Republicans previously supported mandate for contraceptives (Video)

WASHINGTON — Since President Barack Obama moved to require Catholic hospitals and universities to offer their employees contraceptive health benefits, Republicans have rushed to accuse the administration of an unprecedented attack on religious freedoms.

None has been more forceful than former Arkansas Gov. Mike Huckabee, who accused Obama of “a direct violation of the First Amendment.” But years before the current partisan firestorm, GOP lawmakers and governors around the country, including Huckabee, backed similar mandates.

Twenty-two states have laws or regulations that resemble, at least in part, the Obama administration’s original rule. More than a third had some Republican support, a review of state records shows.

In six states, including Arkansas, those contraceptive mandates were signed by GOP governors.

In Massachusetts in 2006, then-Gov. Mitt Romney signed a health care overhaul that kept in place a contraceptive mandate signed by his Republican predecessor. Now the GOP presidential candidate is calling the Obama rule an “assault on religion.”

At the federal level, President George W. Bush never challenged a similar federal mandate imposed in 2000.

The state laws were the product of a campaign by women’s groups and others that began after insurers started covering Viagra for men.

The cause has always drawn more support from Democrats, who pushed successfully in 2010 to include a provision in the health care law designed to expand women’s access to preventive services like contraception.

But until recently, many Republicans also supported expanding access to contraceptives, even if it meant angering some religious constituencies.

In 1997, Sen. Olympia Snowe of Maine and then-Rep. James Greenwood of Pennsylvania cosponsored bills aimed at requiring contraceptive coverage nationally. Seven additional Senate Republicans and 15 other House Republicans signed on to the legislation, though it never became law.
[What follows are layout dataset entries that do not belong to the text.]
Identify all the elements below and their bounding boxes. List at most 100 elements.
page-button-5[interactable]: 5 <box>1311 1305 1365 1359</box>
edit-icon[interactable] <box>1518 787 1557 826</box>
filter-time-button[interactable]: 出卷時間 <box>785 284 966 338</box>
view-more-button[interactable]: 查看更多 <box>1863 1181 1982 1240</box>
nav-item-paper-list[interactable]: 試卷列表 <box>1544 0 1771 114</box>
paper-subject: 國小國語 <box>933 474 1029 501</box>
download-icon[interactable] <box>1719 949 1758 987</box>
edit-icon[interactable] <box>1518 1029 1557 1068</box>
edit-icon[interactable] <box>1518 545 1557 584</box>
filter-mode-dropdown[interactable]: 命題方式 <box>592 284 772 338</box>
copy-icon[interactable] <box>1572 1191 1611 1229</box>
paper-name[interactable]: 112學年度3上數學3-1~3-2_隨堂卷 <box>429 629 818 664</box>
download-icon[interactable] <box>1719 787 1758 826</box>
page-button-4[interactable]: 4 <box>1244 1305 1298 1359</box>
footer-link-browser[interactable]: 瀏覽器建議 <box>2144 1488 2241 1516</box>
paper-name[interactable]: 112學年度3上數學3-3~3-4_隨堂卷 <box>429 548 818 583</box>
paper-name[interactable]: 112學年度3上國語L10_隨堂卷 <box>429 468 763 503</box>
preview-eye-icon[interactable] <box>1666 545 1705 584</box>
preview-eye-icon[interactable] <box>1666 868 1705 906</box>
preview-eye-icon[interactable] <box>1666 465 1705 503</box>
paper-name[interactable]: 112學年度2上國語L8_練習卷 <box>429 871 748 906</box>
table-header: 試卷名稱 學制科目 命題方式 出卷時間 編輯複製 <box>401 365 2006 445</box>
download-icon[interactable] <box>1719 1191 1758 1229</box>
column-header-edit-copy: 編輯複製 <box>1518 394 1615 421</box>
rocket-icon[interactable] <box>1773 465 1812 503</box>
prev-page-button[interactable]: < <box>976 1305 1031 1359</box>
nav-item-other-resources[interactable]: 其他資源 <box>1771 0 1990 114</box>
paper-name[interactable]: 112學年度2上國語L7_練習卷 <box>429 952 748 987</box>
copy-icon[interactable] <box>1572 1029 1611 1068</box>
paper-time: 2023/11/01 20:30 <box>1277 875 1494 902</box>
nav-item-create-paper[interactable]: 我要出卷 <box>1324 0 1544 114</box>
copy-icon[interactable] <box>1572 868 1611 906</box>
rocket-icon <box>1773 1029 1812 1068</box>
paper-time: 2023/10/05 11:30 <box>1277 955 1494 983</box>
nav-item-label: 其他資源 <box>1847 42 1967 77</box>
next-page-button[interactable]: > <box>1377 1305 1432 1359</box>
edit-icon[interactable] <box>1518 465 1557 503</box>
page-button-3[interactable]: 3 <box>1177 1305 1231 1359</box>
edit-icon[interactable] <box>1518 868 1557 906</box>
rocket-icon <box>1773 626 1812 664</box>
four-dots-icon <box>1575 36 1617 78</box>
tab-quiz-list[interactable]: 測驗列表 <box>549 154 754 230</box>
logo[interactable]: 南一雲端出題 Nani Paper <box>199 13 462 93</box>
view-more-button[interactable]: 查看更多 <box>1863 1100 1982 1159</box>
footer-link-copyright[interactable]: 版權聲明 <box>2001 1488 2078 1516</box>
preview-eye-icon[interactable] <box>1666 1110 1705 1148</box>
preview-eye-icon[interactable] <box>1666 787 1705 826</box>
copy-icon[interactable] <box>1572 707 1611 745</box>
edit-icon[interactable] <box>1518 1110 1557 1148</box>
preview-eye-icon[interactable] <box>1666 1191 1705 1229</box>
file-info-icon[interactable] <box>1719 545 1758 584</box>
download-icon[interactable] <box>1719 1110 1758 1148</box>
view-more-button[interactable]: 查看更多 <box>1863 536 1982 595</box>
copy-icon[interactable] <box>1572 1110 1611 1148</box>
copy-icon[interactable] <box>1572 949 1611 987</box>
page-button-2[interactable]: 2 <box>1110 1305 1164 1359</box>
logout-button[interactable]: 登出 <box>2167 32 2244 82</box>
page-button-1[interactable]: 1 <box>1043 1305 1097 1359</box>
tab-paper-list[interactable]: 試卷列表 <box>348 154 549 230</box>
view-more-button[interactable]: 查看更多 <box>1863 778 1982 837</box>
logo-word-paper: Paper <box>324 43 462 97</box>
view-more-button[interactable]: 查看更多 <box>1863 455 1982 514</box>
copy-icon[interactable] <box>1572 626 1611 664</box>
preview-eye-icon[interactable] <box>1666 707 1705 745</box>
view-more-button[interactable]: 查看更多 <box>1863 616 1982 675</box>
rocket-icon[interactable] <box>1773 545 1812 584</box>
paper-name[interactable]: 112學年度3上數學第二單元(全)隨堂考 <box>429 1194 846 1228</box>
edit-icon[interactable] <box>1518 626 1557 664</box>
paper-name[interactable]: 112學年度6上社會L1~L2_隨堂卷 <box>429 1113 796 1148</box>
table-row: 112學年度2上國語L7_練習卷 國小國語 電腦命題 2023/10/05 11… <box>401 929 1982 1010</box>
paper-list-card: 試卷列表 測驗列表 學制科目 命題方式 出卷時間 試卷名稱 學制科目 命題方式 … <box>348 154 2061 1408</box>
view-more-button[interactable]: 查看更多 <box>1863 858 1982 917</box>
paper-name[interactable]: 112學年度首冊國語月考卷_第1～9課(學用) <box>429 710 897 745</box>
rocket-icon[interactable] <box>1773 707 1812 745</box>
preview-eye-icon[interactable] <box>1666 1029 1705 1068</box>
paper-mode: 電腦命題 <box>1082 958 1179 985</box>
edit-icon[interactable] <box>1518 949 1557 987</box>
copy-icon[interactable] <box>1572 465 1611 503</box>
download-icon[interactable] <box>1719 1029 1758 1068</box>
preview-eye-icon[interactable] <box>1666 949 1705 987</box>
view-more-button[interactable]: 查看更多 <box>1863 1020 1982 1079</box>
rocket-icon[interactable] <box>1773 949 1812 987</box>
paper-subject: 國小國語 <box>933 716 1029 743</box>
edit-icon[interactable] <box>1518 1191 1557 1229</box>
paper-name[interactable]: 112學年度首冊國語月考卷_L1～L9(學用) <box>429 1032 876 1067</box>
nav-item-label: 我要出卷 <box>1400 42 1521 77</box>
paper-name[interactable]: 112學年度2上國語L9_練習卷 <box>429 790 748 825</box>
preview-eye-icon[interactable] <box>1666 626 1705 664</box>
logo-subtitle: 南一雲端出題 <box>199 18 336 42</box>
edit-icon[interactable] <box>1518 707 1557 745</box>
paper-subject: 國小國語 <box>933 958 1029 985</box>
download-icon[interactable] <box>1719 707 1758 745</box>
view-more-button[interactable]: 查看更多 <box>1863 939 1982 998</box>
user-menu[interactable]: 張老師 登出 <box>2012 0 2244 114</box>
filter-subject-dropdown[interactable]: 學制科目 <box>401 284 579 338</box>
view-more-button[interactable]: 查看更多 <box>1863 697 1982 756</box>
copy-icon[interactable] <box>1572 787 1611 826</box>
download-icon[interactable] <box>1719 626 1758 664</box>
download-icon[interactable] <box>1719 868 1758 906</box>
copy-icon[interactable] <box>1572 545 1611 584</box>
Three years later, the federal Equal Employment Opportunity Commission, which is responsible for enforcing laws against workplace discrimination, ruled all employers with more than 15 workers must cover contraceptives for women if they offer health plans that cover preventive services and prescription drugs.

When Republicans took control of Washington after Bush won the 2000 presidential election, his administration could have challenged that requirement, as it did other mandates.

But in his 2001 confirmation hearings to be attorney general, John Ashcroft told the Senate Judiciary Committee that he would “defend the rule” promulgated by the EEOC.

The original Obama regulation, released in January, went further than any state by requiring that women receive contraceptive benefits without co-pays or deductibles, as required for all preventive care under the health care law. But in exempting only some religious organizations, the administration followed what had become the approach used by many states.

The administration would have exempted an employer that “has the inculcation of religious values as its purpose,” primarily employs and serves people of the same religion, and is a nonprofit.

That standard was understood to exempt churches, but not religiously affiliated hospitals and universities.

In the face of fierce blow-back, the administration has since proposed a compromise that makes insurers, rather than employers, responsible for the cost of contraceptive coverage for employees of religiously affiliated institutions.

Congressional Republicans are pushing legislation to exempt all employers from providing contraceptive coverage if it goes against their beliefs.

In 2000, when Iowa became one of the first states to enact a contraceptive mandate, the Republican Legislature overwhelmingly backed the bill, which has no exemption for religious employers of any kind.

Even one of the law’s few opponents did not move to exempt religious employers at the time, records show. Republican U.S. Rep. Steve King of Iowa, a leading conservative who was then a state senator, instead proposed to exempt employers who did not cover Viagra. “We were not fighting the battle over conscience protection then,” King said in an interview this week.

In Arizona, state Rep. Linda Binder, a Republican who supported abortion rights, formed a bipartisan coalition to push her bill, which exempted churches but not other church-affiliated institutions, through the Republican-controlled Legislature. Then-Gov. Jane Hull, a Republican and a Catholic, signed the measure into law.

In New York, a similar law also won GOP support in the state Legislature. It was signed in 2001 by Gov. George Pataki, another Republican.

Four years later, the Arkansas law easily cleared that state’s Legislature, with help from Republican lawmakers, including two GOP co-sponsors. Huckabee signed it in April 2005.

He defended the law in a statement. “Religious employers are not required to comply with this policy,” he said. “My position is, and always has been, that religious entities shouldn’t be forced to pay for contraception.”

But like the original federal regulation proposed by Obama, the Arkansas law did not exempt church-affiliated hospitals and universities. It exempts only “religious employers” that are nonprofit organizations whose primary mission is “the inculcation of religious values,” and primarily employ people who share the same religion, a standard few Catholic hospitals meet.